Música

Giveon volta a ‘Beloved’ com ‘Act II’ ao lado de Kehlani, Teddy Swims e Leon Thomas

Alice Lange

Giveon lançou ‘Beloved: Act II’, uma versão deluxe de dezenove faixas do álbum que em 2025 o devolveu ao top dez da Billboard 200 depois de dois anos fora do calendário. A expansão acrescenta cinco canções inéditas e quatro participações — Kehlani em ‘Save Some For Me’, Leon Thomas em ‘Fool Me Once’, Sasha Keable em ‘Replica’ e Teddy Swims em ‘Keeper’ — recolocando a arquitetura do original na frente da tracklist.

A estratégia faz com que a deluxe seja mais do que esvaziamento de gaveta. Cada participação se encaixa com uma voz atual do R&B que construiu público na mesma faixa que Giveon se recusa a deixar: a balada de combustão lenta, a subida em voz de peito, o registro romântico que os algoritmos de streaming jogaram para a margem nos últimos dois anos em favor de hiperpop e amapiano. Kehlani é o nome-âncora do disco. Teddy Swims é o acelerador comercial — seu ‘Lose Control’ fez na rádio soft-soul de 2025 o que ‘Heartbreak Anniversary’ havia feito em 2020.

‘Beloved’ havia sido apresentado como um disco de regresso quando saiu em 11 de julho de 2025. O original estreou na oitava posição da Billboard 200 — o maior pico de Giveon desde a estreia de 2022 — e teria levado mais de mil dias de trabalho. Os singles ‘Twenties’ e ‘Rather Be’ tinham sido pingados ao longo de 2025, ambas baladas que apostavam no silêncio antes do volume. ‘Act II’ não quebra essa tese. As cinco faixas novas — ‘Jezebel’, ‘Mud’, ‘Strangers’, ‘Numb’ e ‘Avalanche’ — se movem dentro do mesmo vocabulário emocional, com uma textura de guitarra mais pesada em ‘Mud’ e uma construção quase gospel em ‘Avalanche’.

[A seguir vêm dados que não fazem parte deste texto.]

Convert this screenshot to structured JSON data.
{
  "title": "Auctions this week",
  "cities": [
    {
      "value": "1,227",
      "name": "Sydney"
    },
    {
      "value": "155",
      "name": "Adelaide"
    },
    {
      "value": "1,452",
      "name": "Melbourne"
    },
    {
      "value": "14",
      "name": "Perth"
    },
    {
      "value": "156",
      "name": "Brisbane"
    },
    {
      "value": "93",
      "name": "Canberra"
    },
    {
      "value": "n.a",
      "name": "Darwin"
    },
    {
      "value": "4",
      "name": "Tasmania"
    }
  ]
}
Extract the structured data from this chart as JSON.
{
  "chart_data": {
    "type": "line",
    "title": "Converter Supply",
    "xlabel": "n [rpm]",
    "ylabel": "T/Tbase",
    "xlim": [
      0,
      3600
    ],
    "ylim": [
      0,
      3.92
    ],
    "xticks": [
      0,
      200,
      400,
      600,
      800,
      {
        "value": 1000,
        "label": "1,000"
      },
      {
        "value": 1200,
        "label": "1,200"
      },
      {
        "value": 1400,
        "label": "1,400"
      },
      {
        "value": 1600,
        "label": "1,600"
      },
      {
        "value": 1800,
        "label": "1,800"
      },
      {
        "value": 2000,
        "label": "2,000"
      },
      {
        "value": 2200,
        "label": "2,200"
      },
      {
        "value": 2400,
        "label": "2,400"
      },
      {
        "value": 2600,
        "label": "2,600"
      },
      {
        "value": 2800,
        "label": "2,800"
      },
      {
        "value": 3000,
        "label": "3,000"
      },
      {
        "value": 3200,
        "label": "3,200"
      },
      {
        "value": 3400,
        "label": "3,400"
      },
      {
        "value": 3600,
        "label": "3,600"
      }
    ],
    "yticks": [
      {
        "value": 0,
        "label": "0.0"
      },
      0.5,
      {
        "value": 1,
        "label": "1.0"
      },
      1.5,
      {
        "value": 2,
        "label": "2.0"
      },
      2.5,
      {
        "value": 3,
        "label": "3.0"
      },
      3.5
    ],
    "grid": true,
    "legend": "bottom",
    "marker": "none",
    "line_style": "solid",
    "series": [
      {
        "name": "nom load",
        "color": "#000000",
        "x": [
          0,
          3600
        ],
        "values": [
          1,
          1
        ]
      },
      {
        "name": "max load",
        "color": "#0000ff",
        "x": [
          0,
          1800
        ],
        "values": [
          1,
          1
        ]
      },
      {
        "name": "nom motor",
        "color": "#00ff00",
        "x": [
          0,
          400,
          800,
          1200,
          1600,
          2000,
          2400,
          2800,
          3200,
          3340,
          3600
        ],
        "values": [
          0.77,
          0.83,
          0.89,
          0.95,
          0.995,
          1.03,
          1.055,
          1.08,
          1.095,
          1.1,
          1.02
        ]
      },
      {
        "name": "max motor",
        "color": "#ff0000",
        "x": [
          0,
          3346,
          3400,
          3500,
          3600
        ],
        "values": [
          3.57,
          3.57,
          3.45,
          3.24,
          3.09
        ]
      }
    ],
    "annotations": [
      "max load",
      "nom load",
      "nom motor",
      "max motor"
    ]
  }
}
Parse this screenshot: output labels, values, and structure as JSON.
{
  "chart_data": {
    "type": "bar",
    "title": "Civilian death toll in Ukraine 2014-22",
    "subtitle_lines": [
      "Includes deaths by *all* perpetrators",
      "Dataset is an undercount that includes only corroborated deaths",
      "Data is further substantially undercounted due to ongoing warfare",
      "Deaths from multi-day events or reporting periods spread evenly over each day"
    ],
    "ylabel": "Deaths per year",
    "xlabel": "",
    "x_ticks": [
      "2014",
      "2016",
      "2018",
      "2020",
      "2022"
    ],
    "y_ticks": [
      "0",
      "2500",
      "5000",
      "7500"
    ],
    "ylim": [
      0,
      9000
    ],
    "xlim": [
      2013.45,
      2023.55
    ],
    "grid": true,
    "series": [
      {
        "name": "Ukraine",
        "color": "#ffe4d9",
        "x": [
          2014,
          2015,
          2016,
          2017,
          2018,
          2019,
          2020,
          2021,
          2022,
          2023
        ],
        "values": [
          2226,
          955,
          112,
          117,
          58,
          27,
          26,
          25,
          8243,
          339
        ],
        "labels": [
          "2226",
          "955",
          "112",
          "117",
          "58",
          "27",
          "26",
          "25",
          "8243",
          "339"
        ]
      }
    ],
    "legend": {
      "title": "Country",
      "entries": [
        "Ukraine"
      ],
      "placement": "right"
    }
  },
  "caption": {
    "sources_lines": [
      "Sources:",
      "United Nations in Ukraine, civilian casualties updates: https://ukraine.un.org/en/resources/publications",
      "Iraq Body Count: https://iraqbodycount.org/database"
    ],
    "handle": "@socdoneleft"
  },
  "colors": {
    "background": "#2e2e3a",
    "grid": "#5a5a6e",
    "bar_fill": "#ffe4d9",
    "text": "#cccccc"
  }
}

Os créditos de produção do original passavam por Matthew Burnett, Jahaan Sweet e Sevn Thomas — colaboradores de longa data que construíram o calor analógico que virou assinatura do disco. A deluxe mantém em grande parte a mesma equipe, integrando os produtores habituais dos convidados nas quatro faixas com participação sem quebrar a continuidade sonora. O resultado parece menos um acréscimo e mais uma extensão da mesma janela de gravação.

O contexto importa: esse modelo — grande lançamento, deluxe seis meses depois, às vezes uma segunda deluxe — virou a jogada padrão em 2026 para artistas com catálogo. As reedições recentes de Drake, a deluxe de ‘Drop Dead’ de Olivia Rodrigo, o ‘SOS’ eternamente expandido de SZA — a deluxe é hoje onde vive a segunda onda de receita por streaming. O risco é o mesmo que a crítica marca há tempos: infla a duração, dilui o álbum curado como objeto e treina o ouvinte a esperar pela versão maior em vez de se comprometer com a primeira.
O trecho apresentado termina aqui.